I don't get in a hurry tillering a bow, it is a week project of shooting and checking for the slightest anomaly with my gizmo, I am only using 220 grit sandpaper at the end of the tillering process. I do reflex the limbs with heat before I floor tiller and have done some belly toasting on the last 5 or 6 bows that I made. I glue 2 1/2" of reflex in my bamboo backed osage bows on glue up, shot-in they are straight limbed or have about an inch of reflex. I can't explain my method for making these bows because it is mostly the way they feel in my hand at the shot and what my gizmo tells me. My design is always the same because it works, 64" NTN, 1 1/4" wide limbs with a slightly rounded belly transitioning to a round belly cross section about 8" from the tips
These are my personal bows with over a 20-year span, I have reworked a couple of them that had been shot tens of thousands of times and had some set, these were poundage drop rebuilds because I could no longer shoot them in my old age. I treated these bows like they were a new build with reflexing, wood removal, re-tillering and toasting the bellies.

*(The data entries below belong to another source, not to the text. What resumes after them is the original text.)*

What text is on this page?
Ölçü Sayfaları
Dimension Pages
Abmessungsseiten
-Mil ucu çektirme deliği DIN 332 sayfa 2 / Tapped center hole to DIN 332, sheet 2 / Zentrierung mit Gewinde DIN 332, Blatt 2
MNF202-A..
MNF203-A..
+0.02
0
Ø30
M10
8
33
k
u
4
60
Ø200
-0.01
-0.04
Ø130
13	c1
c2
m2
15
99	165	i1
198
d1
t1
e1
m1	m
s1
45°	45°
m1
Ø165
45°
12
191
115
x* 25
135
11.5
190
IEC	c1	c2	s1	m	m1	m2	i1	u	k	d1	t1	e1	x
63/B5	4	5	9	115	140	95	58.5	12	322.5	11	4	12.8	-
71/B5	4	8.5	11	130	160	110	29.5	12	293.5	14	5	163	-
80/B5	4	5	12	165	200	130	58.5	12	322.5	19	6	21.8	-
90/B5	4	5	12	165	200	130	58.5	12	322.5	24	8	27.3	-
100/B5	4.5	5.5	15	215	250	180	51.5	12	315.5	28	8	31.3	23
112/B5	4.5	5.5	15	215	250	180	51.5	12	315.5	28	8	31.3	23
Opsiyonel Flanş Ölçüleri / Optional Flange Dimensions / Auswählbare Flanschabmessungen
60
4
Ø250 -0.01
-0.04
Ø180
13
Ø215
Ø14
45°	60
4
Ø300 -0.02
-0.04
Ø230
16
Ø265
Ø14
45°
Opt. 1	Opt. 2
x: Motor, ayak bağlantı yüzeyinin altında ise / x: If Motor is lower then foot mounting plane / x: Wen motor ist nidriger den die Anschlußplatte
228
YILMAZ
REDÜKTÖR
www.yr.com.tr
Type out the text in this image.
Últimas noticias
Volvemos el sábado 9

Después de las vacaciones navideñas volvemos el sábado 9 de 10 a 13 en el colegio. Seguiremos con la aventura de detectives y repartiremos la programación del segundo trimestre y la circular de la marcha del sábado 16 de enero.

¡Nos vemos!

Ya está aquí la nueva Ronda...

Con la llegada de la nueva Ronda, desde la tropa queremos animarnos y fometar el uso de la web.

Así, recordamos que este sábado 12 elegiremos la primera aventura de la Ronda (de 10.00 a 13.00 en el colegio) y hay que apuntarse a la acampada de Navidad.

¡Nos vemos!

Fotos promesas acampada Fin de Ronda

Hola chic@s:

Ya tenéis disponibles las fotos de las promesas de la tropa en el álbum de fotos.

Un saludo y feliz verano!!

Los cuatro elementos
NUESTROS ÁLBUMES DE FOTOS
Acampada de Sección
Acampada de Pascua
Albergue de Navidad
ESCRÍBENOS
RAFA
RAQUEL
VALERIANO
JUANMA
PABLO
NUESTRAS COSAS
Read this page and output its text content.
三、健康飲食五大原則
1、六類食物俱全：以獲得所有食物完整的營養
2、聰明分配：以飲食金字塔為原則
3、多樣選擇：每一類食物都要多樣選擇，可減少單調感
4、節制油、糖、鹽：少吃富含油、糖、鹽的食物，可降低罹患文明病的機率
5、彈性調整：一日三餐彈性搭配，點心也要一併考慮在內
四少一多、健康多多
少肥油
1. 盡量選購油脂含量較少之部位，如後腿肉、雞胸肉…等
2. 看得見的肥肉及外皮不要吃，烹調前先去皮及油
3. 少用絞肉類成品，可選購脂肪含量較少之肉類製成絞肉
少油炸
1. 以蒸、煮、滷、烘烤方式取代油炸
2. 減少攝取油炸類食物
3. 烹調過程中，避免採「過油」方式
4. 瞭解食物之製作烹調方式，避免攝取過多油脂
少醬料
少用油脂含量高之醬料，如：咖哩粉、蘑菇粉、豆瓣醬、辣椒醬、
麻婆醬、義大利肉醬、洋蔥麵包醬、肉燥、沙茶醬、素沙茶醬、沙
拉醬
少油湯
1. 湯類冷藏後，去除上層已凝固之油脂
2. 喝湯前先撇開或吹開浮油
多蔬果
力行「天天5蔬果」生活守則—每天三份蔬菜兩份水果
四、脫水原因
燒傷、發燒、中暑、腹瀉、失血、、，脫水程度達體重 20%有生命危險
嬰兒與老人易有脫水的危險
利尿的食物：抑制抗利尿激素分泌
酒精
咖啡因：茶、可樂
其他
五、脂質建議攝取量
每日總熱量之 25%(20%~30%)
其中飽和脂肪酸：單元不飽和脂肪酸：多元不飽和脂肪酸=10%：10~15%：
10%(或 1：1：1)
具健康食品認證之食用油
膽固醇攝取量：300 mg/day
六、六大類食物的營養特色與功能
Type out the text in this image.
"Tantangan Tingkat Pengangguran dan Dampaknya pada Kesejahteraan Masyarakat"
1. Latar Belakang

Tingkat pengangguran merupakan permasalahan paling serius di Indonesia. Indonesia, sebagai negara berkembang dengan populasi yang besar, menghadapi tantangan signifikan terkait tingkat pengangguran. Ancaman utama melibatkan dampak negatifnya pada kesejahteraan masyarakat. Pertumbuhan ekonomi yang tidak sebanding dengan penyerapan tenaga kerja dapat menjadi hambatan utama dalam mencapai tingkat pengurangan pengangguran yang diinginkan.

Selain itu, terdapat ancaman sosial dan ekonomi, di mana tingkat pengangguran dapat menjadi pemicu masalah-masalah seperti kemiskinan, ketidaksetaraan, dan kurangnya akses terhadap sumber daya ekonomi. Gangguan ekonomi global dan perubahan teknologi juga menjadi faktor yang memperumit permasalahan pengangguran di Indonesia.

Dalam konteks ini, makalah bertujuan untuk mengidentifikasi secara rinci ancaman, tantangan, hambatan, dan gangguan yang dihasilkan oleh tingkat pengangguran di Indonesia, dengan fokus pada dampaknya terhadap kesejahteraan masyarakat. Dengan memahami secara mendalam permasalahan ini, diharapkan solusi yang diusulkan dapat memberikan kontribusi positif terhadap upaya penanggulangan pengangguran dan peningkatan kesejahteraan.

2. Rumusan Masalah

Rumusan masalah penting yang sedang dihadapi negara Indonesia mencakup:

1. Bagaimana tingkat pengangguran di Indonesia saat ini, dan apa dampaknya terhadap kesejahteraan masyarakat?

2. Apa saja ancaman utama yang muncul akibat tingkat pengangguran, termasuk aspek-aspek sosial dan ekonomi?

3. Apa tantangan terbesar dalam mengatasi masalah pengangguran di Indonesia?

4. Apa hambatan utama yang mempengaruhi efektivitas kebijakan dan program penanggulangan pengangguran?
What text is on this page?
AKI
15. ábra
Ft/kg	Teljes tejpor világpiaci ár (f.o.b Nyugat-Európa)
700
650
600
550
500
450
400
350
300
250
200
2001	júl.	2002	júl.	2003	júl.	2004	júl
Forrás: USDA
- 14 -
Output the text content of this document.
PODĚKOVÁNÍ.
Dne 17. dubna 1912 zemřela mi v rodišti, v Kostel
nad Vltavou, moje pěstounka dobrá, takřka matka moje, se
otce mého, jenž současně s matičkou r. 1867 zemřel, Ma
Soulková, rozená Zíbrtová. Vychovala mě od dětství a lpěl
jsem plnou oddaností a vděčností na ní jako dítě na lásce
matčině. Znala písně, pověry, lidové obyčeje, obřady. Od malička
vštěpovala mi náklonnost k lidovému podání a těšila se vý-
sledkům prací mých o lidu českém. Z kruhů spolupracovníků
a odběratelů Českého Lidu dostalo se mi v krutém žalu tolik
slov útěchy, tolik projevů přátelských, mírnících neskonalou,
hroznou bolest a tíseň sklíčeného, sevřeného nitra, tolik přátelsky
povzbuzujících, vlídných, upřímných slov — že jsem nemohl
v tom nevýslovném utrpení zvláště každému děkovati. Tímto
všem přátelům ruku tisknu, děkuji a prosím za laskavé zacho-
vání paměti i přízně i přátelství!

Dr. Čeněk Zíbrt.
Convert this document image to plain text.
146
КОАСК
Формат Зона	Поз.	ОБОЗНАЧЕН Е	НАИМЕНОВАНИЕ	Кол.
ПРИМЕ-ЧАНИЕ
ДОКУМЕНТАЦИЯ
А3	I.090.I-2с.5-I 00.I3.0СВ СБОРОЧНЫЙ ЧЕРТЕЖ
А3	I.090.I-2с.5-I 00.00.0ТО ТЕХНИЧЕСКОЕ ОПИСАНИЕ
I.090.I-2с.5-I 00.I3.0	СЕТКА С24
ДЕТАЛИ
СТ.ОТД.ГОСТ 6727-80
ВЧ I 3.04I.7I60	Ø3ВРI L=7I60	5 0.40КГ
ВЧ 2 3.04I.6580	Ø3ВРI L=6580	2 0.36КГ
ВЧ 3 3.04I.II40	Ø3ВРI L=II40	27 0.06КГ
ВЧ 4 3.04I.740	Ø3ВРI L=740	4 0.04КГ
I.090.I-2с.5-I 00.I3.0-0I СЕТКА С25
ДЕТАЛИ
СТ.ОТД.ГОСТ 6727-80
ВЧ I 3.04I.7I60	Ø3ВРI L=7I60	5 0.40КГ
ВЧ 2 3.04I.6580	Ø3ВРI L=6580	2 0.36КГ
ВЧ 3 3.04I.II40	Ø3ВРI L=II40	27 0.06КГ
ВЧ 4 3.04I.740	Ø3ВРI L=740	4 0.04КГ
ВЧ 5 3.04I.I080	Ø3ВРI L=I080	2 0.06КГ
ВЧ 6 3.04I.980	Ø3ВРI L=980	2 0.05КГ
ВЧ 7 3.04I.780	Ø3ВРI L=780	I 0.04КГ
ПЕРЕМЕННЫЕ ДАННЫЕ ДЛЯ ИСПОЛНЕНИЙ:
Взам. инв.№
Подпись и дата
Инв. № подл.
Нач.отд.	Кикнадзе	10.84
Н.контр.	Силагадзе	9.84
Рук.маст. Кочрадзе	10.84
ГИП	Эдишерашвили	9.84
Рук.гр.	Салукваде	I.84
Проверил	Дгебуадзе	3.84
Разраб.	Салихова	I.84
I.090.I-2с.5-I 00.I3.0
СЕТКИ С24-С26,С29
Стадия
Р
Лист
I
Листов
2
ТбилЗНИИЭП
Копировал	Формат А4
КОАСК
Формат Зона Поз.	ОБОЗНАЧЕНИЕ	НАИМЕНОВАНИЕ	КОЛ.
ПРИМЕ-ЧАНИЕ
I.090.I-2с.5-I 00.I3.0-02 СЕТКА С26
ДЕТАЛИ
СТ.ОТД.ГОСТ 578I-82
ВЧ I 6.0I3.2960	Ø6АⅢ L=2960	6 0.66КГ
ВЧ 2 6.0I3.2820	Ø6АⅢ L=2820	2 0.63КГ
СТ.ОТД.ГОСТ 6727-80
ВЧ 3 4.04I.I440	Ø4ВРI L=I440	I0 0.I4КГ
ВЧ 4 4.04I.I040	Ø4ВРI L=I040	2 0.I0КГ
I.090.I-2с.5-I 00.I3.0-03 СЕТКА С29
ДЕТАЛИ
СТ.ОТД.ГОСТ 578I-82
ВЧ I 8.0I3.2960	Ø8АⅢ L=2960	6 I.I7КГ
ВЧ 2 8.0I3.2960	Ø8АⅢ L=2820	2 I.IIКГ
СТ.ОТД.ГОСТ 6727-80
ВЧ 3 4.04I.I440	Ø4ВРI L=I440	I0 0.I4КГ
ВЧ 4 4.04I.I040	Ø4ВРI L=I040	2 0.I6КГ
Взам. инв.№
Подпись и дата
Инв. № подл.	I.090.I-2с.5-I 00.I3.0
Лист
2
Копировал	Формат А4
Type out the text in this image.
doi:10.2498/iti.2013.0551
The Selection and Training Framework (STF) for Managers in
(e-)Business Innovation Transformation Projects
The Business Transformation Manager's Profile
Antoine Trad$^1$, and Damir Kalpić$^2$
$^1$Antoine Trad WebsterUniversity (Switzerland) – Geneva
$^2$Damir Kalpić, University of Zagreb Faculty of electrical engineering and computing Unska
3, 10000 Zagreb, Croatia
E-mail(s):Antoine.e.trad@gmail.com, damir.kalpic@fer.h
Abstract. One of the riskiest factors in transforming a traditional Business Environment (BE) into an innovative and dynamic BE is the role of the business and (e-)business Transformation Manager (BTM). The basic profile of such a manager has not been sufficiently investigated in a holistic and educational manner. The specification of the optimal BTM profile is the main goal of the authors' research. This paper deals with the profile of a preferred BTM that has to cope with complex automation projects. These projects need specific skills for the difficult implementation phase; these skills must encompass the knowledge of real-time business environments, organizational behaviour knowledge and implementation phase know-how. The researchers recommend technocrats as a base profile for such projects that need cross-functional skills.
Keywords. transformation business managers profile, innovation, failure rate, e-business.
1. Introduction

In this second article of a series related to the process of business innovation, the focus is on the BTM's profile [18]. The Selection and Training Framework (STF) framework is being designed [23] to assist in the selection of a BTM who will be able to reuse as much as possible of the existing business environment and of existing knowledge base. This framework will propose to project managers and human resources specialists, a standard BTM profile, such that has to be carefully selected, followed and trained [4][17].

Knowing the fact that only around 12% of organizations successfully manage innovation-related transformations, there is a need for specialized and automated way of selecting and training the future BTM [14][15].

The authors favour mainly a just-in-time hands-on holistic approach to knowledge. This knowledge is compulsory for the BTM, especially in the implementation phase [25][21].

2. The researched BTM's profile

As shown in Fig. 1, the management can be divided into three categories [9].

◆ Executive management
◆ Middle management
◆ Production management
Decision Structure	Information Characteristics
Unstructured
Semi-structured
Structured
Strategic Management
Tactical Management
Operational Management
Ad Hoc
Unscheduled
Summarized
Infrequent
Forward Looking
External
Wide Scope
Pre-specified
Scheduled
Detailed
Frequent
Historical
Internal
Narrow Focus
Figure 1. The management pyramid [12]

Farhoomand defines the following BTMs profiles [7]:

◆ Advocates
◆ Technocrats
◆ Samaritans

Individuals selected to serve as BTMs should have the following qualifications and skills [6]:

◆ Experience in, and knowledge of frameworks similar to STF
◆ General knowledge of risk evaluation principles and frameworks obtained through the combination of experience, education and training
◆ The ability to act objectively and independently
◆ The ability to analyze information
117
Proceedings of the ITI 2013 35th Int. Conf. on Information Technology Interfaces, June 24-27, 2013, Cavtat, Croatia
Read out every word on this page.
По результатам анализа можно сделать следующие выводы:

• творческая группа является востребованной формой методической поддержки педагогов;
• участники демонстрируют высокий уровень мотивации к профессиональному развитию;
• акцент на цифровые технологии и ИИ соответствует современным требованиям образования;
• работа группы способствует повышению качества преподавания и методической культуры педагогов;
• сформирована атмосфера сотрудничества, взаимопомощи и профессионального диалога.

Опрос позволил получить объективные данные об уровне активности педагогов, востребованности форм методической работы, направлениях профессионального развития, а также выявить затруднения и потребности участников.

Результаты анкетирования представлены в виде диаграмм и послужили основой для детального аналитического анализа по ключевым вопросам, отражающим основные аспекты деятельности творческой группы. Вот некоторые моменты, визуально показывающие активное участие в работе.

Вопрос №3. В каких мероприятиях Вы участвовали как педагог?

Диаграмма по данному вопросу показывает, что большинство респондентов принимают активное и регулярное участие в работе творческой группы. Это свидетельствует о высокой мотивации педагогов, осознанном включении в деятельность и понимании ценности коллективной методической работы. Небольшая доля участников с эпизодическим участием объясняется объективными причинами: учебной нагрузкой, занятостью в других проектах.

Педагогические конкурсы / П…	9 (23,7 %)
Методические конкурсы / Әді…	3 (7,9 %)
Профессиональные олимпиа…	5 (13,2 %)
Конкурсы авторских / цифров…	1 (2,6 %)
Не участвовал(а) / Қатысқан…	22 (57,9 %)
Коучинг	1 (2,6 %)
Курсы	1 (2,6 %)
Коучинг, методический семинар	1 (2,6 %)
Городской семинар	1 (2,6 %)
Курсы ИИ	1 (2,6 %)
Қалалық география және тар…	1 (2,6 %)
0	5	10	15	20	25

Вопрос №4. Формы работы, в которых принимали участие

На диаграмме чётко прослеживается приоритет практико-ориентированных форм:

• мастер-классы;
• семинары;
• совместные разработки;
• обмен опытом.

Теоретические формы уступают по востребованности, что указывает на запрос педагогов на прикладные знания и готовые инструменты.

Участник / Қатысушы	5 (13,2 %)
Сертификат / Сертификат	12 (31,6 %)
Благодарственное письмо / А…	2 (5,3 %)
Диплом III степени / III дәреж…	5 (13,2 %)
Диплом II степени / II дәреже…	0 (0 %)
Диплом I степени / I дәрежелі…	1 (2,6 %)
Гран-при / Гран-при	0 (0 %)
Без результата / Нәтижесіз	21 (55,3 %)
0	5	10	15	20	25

The upper stactic has been my go-to bow longer than any other, at least ten years of constant use. It is still a great shooter but I may give it a lower poundage rebuild and resurrect it someday.
The third bow down is 20 years old and was made from the best osage I ever worked on, just a splinter with 13 small drying checks down the back that I filed with superglue. It has never had a heat gun on it and has the most rounded belly of any of my bows. It is 62@25, way too stout for me now.
The majority of the bows were made from that special osage I mentioned, I cut all of my osage in front of a bulldozer over the years so I couldn't be picky but knew when I found the great stuff.